Wednesday, January 24, 2007

First Comment on the SOTU



We'll see how this writing business goes all sick. Perhaps the topic of health insurance is an apt one to choose. This is what the president proposed:

Tonight, I propose two new initiatives to help more Americans afford their own insurance. First, I propose a standard tax deduction for health insurance that will be like the standard tax deduction for dependents. Families with health insurance will pay no income or payroll taxes on $15,000 of their income. Single Americans with health insurance will pay no income or payroll taxes on $7,500 of their income. With this reform, more than 100 million men, women, and children who are now covered by employer-provided insurance will benefit from lower tax bills.

At the same time, this reform will level the playing field for those who do not get health insurance through their job. For Americans who now purchase health insurance on their own, my proposal would mean a substantial tax savings — $4,500 for a family of four making $60,000 a year. And for the millions of other Americans who have no health insurance at all, this deduction would help put a basic private health insurance plan within their reach. Changing the tax code is a vital and necessary step to making health care affordable for more Americans.

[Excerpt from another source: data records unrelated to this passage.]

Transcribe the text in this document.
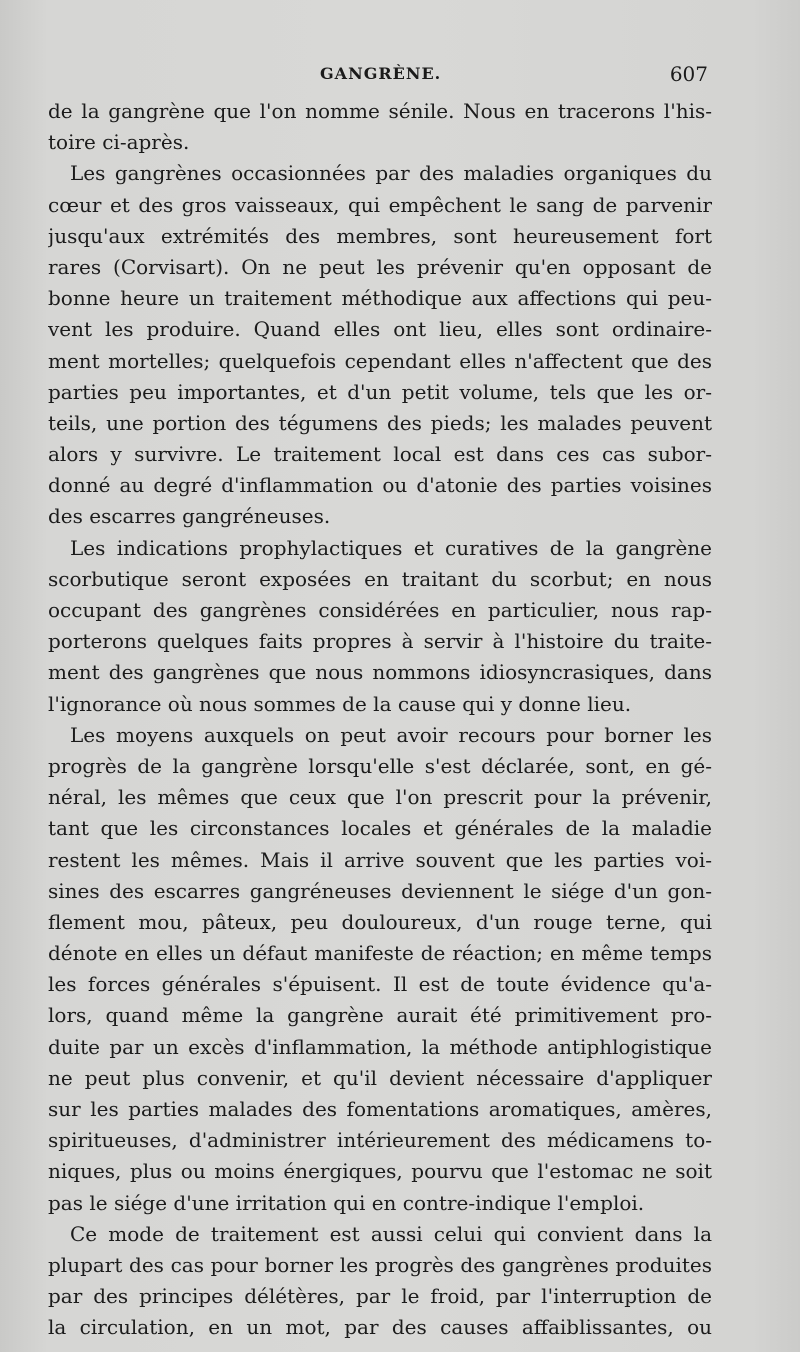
GANGRÈNE.	607
de la gangrène que l'on nomme sénile. Nous en tracerons l'his-
toire ci-après.
Les gangrènes occasionnées par des maladies organiques du
cœur et des gros vaisseaux, qui empêchent le sang de parvenir
jusqu'aux extrémités des membres, sont heureusement fort
rares (Corvisart). On ne peut les prévenir qu'en opposant de
bonne heure un traitement méthodique aux affections qui peu-
vent les produire. Quand elles ont lieu, elles sont ordinaire-
ment mortelles; quelquefois cependant elles n'affectent que des
parties peu importantes, et d'un petit volume, tels que les or-
teils, une portion des tégumens des pieds; les malades peuvent
alors y survivre. Le traitement local est dans ces cas subor-
donné au degré d'inflammation ou d'atonie des parties voisines
des escarres gangréneuses.
Les indications prophylactiques et curatives de la gangrène
scorbutique seront exposées en traitant du scorbut; en nous
occupant des gangrènes considérées en particulier, nous rap-
porterons quelques faits propres à servir à l'histoire du traite-
ment des gangrènes que nous nommons idiosyncrasiques, dans
l'ignorance où nous sommes de la cause qui y donne lieu.
Les moyens auxquels on peut avoir recours pour borner les
progrès de la gangrène lorsqu'elle s'est déclarée, sont, en gé-
néral, les mêmes que ceux que l'on prescrit pour la prévenir,
tant que les circonstances locales et générales de la maladie
restent les mêmes. Mais il arrive souvent que les parties voi-
sines des escarres gangréneuses deviennent le siége d'un gon-
flement mou, pâteux, peu douloureux, d'un rouge terne, qui
dénote en elles un défaut manifeste de réaction; en même temps
les forces générales s'épuisent. Il est de toute évidence qu'a-
lors, quand même la gangrène aurait été primitivement pro-
duite par un excès d'inflammation, la méthode antiphlogistique
ne peut plus convenir, et qu'il devient nécessaire d'appliquer
sur les parties malades des fomentations aromatiques, amères,
spiritueuses, d'administrer intérieurement des médicamens to-
niques, plus ou moins énergiques, pourvu que l'estomac ne soit
pas le siége d'une irritation qui en contre-indique l'emploi.
Ce mode de traitement est aussi celui qui convient dans la
plupart des cas pour borner les progrès des gangrènes produites
par des principes délétères, par le froid, par l'interruption de
la circulation, en un mot, par des causes affaiblissantes, ou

Let's clarify what this proposal (dead on arrival, by the way, given the new Democratic majority in the Congress) would do. First, it would make health insurance offered by your employer part of your taxable income. Right now health insurance comes out of pre-tax dollars. Then it would give you a deduction for the health insurance part, but the deduction would be a fixed sum. So if you happened to spend exactly one of those stated quantities, depending on your family status, the proposal would have no impact on you at all. Now, if your policy is valued at less than those quantities you would save on taxes. On the other hand, if you are currently getting a policy worth more than the given amounts you would have to pay tax on the difference.

The idea here is to make people buy cheaper policies. But cheaper policies often cover fewer things and have larger deductibles (the amount you have to pay before the insurance kicks in). Which means that a cheaper policy might make you more like those who have no insurance at all. It could also be the case that cheaper policies are just more efficient and therefore cost less. But health care markets suffer from that pesky problem of incomplete information and difficulty in measuring quality, and most health insurance packets which cost less do so because they ultimately offer either less coverage (cut out mental health care, for example), refuse high-risk consumers (such as the chronically ill) or have much higher deductibles.

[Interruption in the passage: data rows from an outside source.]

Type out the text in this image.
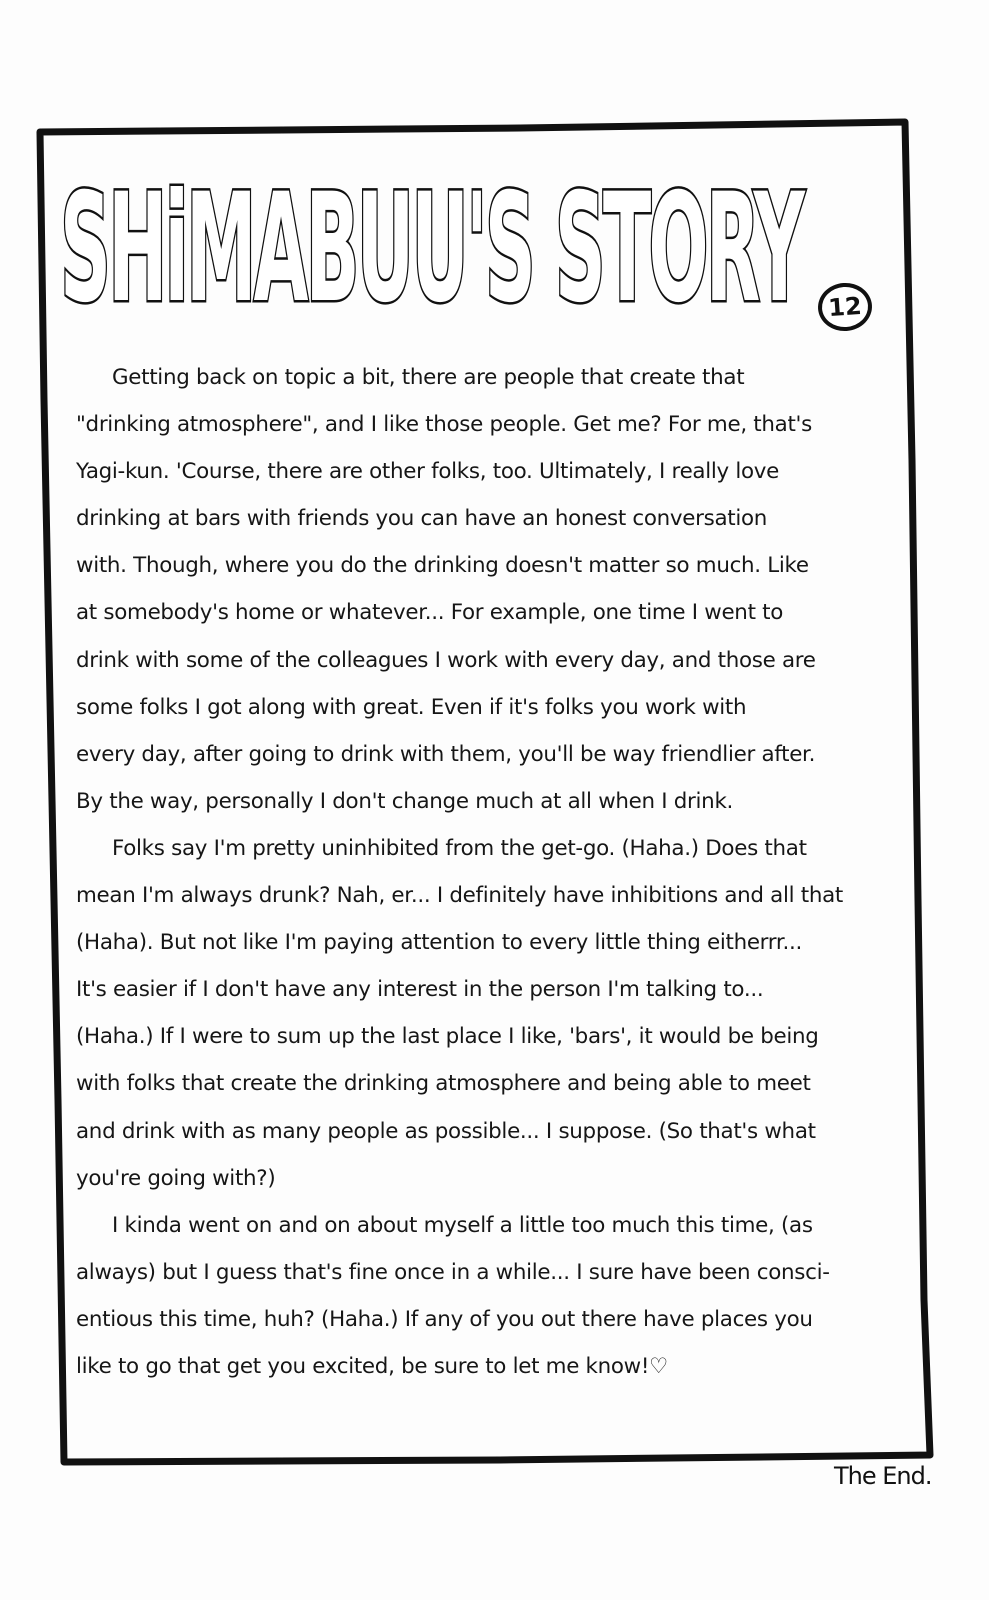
SHiMABUU'S STORY 12
Getting back on topic a bit, there are people that create that
"drinking atmosphere", and I like those people. Get me? For me, that's
Yagi-kun. 'Course, there are other folks, too. Ultimately, I really love
drinking at bars with friends you can have an honest conversation
with. Though, where you do the drinking doesn't matter so much. Like
at somebody's home or whatever... For example, one time I went to
drink with some of the colleagues I work with every day, and those are
some folks I got along with great. Even if it's folks you work with
every day, after going to drink with them, you'll be way friendlier after.
By the way, personally I don't change much at all when I drink.
Folks say I'm pretty uninhibited from the get-go. (Haha.) Does that
mean I'm always drunk? Nah, er... I definitely have inhibitions and all that
(Haha). But not like I'm paying attention to every little thing eitherrr...
It's easier if I don't have any interest in the person I'm talking to...
(Haha.) If I were to sum up the last place I like, 'bars', it would be being
with folks that create the drinking atmosphere and being able to meet
and drink with as many people as possible... I suppose. (So that's what
you're going with?)
I kinda went on and on about myself a little too much this time, (as
always) but I guess that's fine once in a while... I sure have been consci-
entious this time, huh? (Haha.) If any of you out there have places you
like to go that get you excited, be sure to let me know!♡
The End.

So much for the case of those already covered. What if your employer doesn't offer health insurance at all? Here the proposal could make a difference, because a poor worker could now buy health insurance and get a nice deduction, right? Except for two problems: First, many poor workers either pay no federal income tax or very low income taxes. The value of the tax deductible for them is close to zero. Second, the individual policies available for purchase outside employer-based group plans are much more expensive, and most poor wage-earners can't afford the kind of policy that would cover their family needs.

The whole proposal stinks, pretty much. As another complication, consider what happens when the average health insurance price tag keeps on rising at the rapid rate it has recently. Unless these tax deductible limits are raised as frequently, more and more people will find themselves paying a higher price on their insurance policies in the sense of higher taxes.